People make time to spend time with their families.
When I was a kid, our family would go to Grandma's in Fitchburg every Christmas eve. Dad's entire family would congregate there for a day of winter holiday fun. Sledding and snowball fights served as appetizer for a giant Finnish dinner, culminating with the arrival of Jolly Ole Nick, usually in the form of a poorly disguised missing uncle. With all the predictable fanfare, Uncle Santa would ho, ho, ho across the lawn as he shook a belt of bells, giant pillowcase of presents slung over his shoulder. As a young believer, it was a brush with greatness. Eventually, it became more of a warm and entertaining photo opp, played out in the same way every Christmas eve shortly after the consuming of the roast beast and Lanttulaatikko. Santa would stay just long enough to pass out a single present to each person.
When his pillowcase was empty, Santa would stand up, wish everyone a very merry one, and dash out the door, disappearing back into the darkness of the backyard like a ballplayer in Field of Dreams.
Soon after, my brothers and I would be tucked into our action figure sleeping bags in the back of the station wagon, and home we would go. All along the way, we'd gaze out the windows, hoping to catch a glimpse of Santa's sleigh darting across in the sky. I remember thinking we saw him once, only to later be told by Dad when we got home to our still unvisited home that it was probably just Skylab.
It's a Wonderful Life.
What would a holiday season be without watching that timeless classic at least once. The line "No man is a failure who has friends" pretty well sums it up for me.
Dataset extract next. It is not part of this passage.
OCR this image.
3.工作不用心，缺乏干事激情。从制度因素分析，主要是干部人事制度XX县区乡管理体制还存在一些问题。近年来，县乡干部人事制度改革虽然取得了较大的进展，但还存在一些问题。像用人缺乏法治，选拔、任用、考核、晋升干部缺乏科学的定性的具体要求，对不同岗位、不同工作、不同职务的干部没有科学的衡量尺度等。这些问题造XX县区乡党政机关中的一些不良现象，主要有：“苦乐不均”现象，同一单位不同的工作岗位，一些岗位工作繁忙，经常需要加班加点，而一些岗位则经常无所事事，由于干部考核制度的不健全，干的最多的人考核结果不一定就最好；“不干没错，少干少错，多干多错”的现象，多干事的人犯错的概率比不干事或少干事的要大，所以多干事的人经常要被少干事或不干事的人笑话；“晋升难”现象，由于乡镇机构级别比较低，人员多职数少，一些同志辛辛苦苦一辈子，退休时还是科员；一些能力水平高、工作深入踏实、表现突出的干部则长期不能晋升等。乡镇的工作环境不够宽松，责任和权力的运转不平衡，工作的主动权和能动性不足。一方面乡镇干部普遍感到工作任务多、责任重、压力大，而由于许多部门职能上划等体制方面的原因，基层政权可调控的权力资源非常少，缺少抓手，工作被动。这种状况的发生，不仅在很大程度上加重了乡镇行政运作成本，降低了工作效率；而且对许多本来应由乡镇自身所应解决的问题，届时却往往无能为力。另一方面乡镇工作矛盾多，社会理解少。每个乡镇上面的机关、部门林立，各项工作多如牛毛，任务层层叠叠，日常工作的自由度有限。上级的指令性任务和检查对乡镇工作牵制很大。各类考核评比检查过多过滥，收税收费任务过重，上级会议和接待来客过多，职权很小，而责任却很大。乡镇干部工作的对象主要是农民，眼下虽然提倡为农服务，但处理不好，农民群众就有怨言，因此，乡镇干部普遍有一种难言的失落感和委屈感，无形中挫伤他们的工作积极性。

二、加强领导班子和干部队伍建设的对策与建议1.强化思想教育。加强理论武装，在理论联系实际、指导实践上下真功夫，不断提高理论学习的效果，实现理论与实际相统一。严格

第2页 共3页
We dress up our houses to look bright and cheery.
You may think it's crazy the way some people cover their entire house and yard with lights and inflatable animated holiday characters, and perhaps you'd rather weed your lawn for six hours on a 90 degree day in August than stick a giant snowglobe on it. I will say, though, that I found myself last Christmas eve, sitting in my brother's SUV, over on Lawler Street, with he, his wife and their three kids, watching the thousands of lights flicker in time to the music playing on the car radio. I know it made me feel warm and Christmassy and a bit like a kid again. If you don't believe me, I recommend you do a driveby tonight yourself.
Our houses smell like the forest, only warmer.
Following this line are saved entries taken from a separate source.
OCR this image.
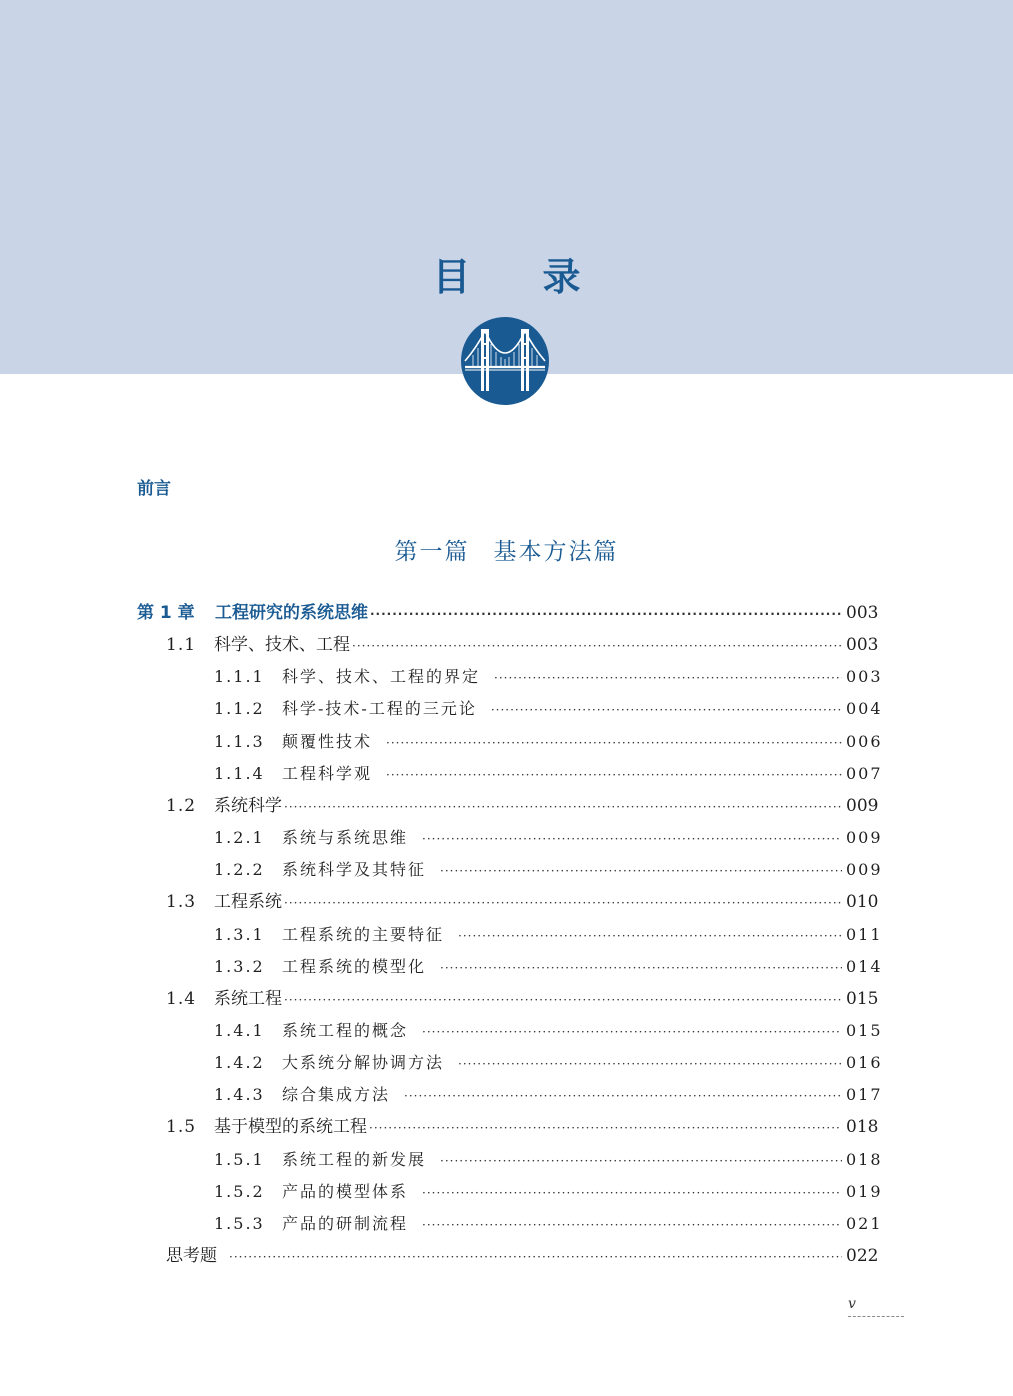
目录
前言
第一篇 基本方法篇
第 1 章	工程研究的系统思维 ·····	003
1.1	科学、技术、工程 ·····	003
1.1.1	科学、技术、工程的界定 ·····	003
1.1.2	科学-技术-工程的三元论 ·····	004
1.1.3	颠覆性技术 ·····	006
1.1.4	工程科学观 ·····	007
1.2	系统科学 ·····	009
1.2.1	系统与系统思维 ·····	009
1.2.2	系统科学及其特征 ·····	009
1.3	工程系统 ·····	010
1.3.1	工程系统的主要特征 ·····	011
1.3.2	工程系统的模型化 ·····	014
1.4	系统工程 ·····	015
1.4.1	系统工程的概念 ·····	015
1.4.2	大系统分解协调方法 ·····	016
1.4.3	综合集成方法 ·····	017
1.5	基于模型的系统工程 ·····	018
1.5.1	系统工程的新发展 ·····	018
1.5.2	产品的模型体系 ·····	019
1.5.3	产品的研制流程 ·····	021
思考题 ·····	022
v
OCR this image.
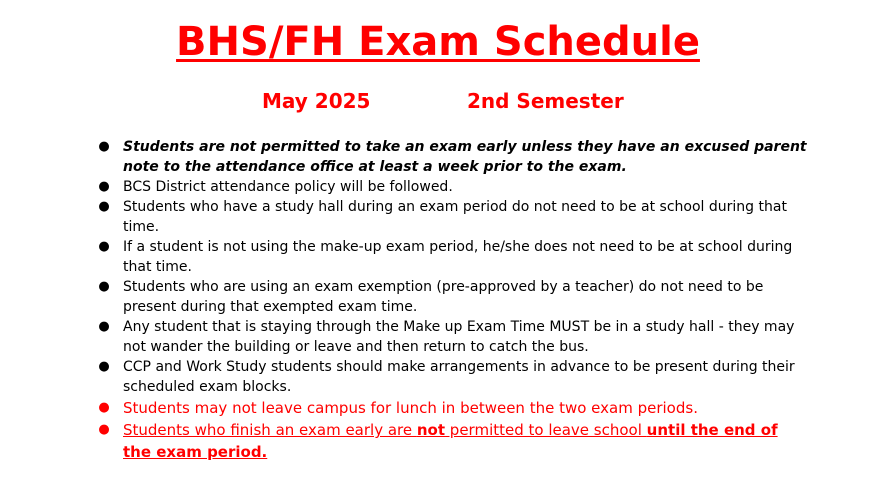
BHS/FH Exam Schedule
May 2025	2nd Semester
● Students are not permitted to take an exam early unless they have an excused parent note to the attendance office at least a week prior to the exam.
● BCS District attendance policy will be followed.
● Students who have a study hall during an exam period do not need to be at school during that time.
● If a student is not using the make-up exam period, he/she does not need to be at school during that time.
● Students who are using an exam exemption (pre-approved by a teacher) do not need to be present during that exempted exam time.
● Any student that is staying through the Make up Exam Time MUST be in a study hall - they may not wander the building or leave and then return to catch the bus.
● CCP and Work Study students should make arrangements in advance to be present during their scheduled exam blocks.
● Students may not leave campus for lunch in between the two exam periods.
● Students who finish an exam early are not permitted to leave school until the end of the exam period.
A Christmas tree is the original aromatherapy.
While it's nice to receive, most of us really do find it better to give.
I don't know about you, but when I've found that perfect gift for someone, even if it's just a three dollar whoopie cushion for my brother to use to compete with the sounds his six year old son makes with his mouth on the side of his arm, it's way more enjoyable than opening up one of my own.
People reach out a little bit more to those less fortunate.
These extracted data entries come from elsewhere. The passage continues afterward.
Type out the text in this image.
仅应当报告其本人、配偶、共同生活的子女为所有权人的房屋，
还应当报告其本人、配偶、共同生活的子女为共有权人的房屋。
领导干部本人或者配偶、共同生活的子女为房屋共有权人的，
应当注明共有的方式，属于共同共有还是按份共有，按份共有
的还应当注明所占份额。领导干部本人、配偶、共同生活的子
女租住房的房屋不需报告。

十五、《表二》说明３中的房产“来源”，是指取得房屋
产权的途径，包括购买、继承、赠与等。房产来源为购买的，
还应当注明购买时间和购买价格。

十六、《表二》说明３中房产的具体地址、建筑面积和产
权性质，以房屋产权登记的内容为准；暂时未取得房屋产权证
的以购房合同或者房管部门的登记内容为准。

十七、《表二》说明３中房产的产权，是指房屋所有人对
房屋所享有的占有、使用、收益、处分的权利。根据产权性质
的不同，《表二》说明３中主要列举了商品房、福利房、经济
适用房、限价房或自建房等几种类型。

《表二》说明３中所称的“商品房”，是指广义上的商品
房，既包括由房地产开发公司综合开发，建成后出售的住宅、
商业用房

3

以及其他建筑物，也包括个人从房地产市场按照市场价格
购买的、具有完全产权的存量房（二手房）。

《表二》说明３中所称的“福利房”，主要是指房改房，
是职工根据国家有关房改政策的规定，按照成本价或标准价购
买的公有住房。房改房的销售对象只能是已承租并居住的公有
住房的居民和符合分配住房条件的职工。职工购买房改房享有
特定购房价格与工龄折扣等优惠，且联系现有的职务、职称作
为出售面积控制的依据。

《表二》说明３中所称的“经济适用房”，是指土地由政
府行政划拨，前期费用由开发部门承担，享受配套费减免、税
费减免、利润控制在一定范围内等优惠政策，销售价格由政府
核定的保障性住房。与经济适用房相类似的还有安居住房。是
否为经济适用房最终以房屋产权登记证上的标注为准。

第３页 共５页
If only homeless shelters and food kitchens had as much help on a cold day in February as they do on Christmas or Thanksgiving day, this world would definitely be a better place. I suppose the same could be said about church or other structures of worship, but that's a whole 'nother topic. While it's hard to knock anyone for wanting to do something good on any day, wouldn't it be great to discover a way to harness that awesome giving spirit a little longer, even just to help get us through the cold New England winter.
A shiny new year is just around the corner, ready to offer up a fresh start.
Much more to say on that topic, but perhaps I'll wait until next week for that one.
In the meantime, I hope the spirit of the holiday season finds you and immerses itself deep in your soul right through into next year.
Life is just a precious collection of moments, and may these holidays bring with them a few more for yours.
From the entire crew and myself, Happy Holidays!